China countered and raised its tariff on most U.S.-made goods to 125%.
“If China tariffs are reduced from 145% to 60%, we expect to be able to offset the impact of tariffs through a comprehensive set of price increases, surcharges, geographic rebalancing and supply chain-related mitigation efforts, as well as incremental reinvention-related savings,” John Bruno, Xerox’s president and chief operating officer, said on Thursday during the company’s first-quarter earnings call. “This is a very fluid environment, and financial impacts are difficult to forecast. We will do our best to share further forecasted impacts and our mitigation plans as they evolve.”
He said the reciprocal tariffs impact the company’s cost of sales by less than 10%.

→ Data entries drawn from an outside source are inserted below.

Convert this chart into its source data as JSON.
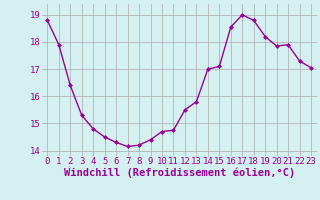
{
  "x": [
    0,
    1,
    2,
    3,
    4,
    5,
    6,
    7,
    8,
    9,
    10,
    11,
    12,
    13,
    14,
    15,
    16,
    17,
    18,
    19,
    20,
    21,
    22,
    23
  ],
  "y": [
    18.8,
    17.9,
    16.4,
    15.3,
    14.8,
    14.5,
    14.3,
    14.15,
    14.2,
    14.4,
    14.7,
    14.75,
    15.5,
    15.8,
    17.0,
    17.1,
    18.55,
    19.0,
    18.8,
    18.2,
    17.85,
    17.9,
    17.3,
    17.05
  ],
  "line_color": "#990099",
  "marker": "D",
  "marker_size": 2,
  "background_color": "#d5f0f0",
  "grid_color": "#aaaaaa",
  "xlabel": "Windchill (Refroidissement éolien,°C)",
  "xlabel_color": "#990099",
  "ylim": [
    13.8,
    19.4
  ],
  "yticks": [
    14,
    15,
    16,
    17,
    18,
    19
  ],
  "xticks": [
    0,
    1,
    2,
    3,
    4,
    5,
    6,
    7,
    8,
    9,
    10,
    11,
    12,
    13,
    14,
    15,
    16,
    17,
    18,
    19,
    20,
    21,
    22,
    23
  ],
  "tick_label_color": "#990099",
  "tick_label_fontsize": 6.5,
  "xlabel_fontsize": 7.5,
  "line_width": 1.0
}
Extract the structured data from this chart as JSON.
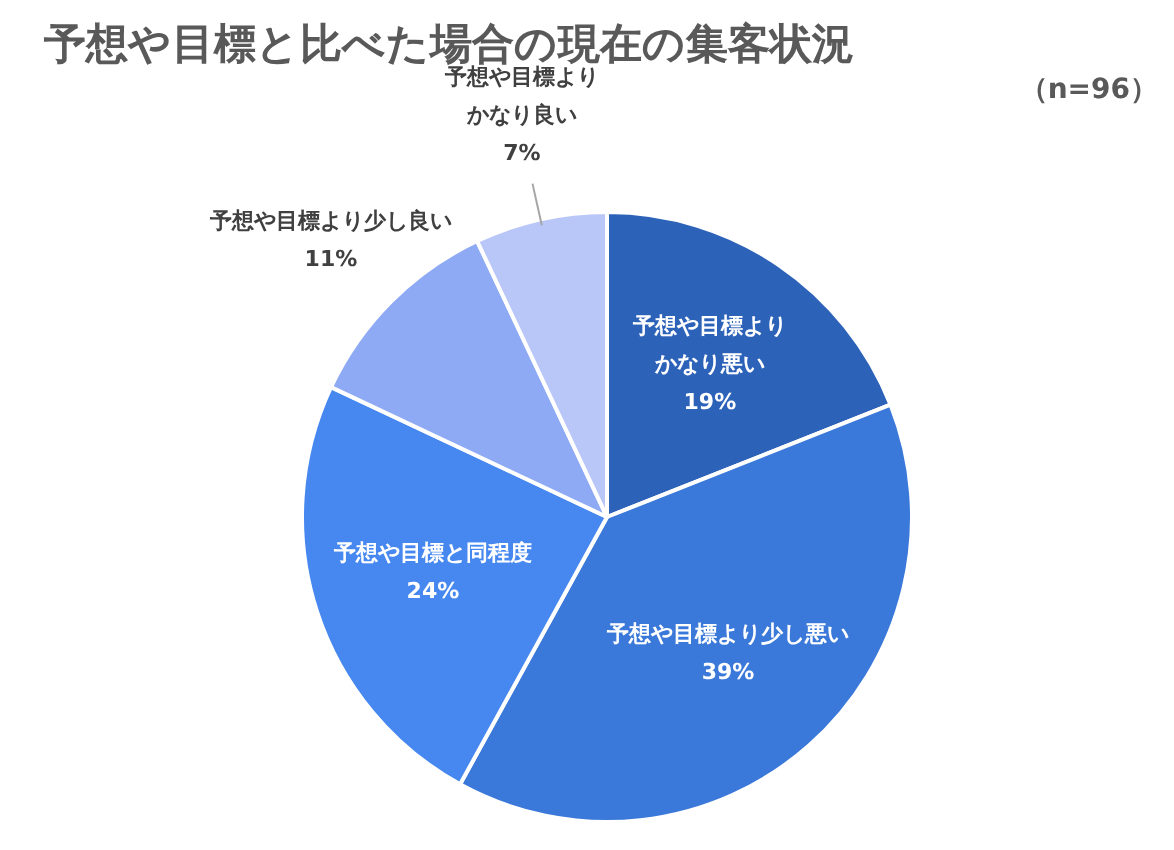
{
  "chart_data": {
    "type": "pie",
    "title": "予想や目標と比べた場合の現在の集客状況",
    "subtitle": "（n=96）",
    "categories": [
      "予想や目標よりかなり悪い",
      "予想や目標より少し悪い",
      "予想や目標と同程度",
      "予想や目標より少し良い",
      "予想や目標よりかなり良い"
    ],
    "values": [
      19,
      39,
      24,
      11,
      7
    ],
    "colors": [
      "#2d62b9",
      "#3a78d9",
      "#4688f0",
      "#8eaaf4",
      "#b9c6f8"
    ],
    "value_labels": [
      "19%",
      "39%",
      "24%",
      "11%",
      "7%"
    ],
    "legend": false
  }
}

“Plans are in place today to shift most China-produced goods to countries with lower tariffs,” Bruno said. “Our print services and financing business, which is more than 60% of the total print revenue, has minimal reliance on imported products.”
During the first quarter, Xerox reported a 1.1% decline in revenue to $1.5 billion, and a net loss of $90 million, or a loss of 75 cents per share. Its adjusted net loss was $4 million, or 6 cents per share, down from an $11 million adjusted profit a year earlier.
The analyst consensus estimate was an earnings-per-share loss of 3 cents.
During the quarter, Xerox, which has been in a cost-cutting mode, said its print business revenue declined 9.4% to $1.29 billion, while its IT solutions business increased revenues by 121.6% to $164 million.
“In a quarter marked by increasing levels of macroeconomic and trade policy uncertainty, our team remained focused on what we can control: the balanced execution of our Reinvention and delivering client success,” said Steve Bandrowczak, chief executive officer at Xerox.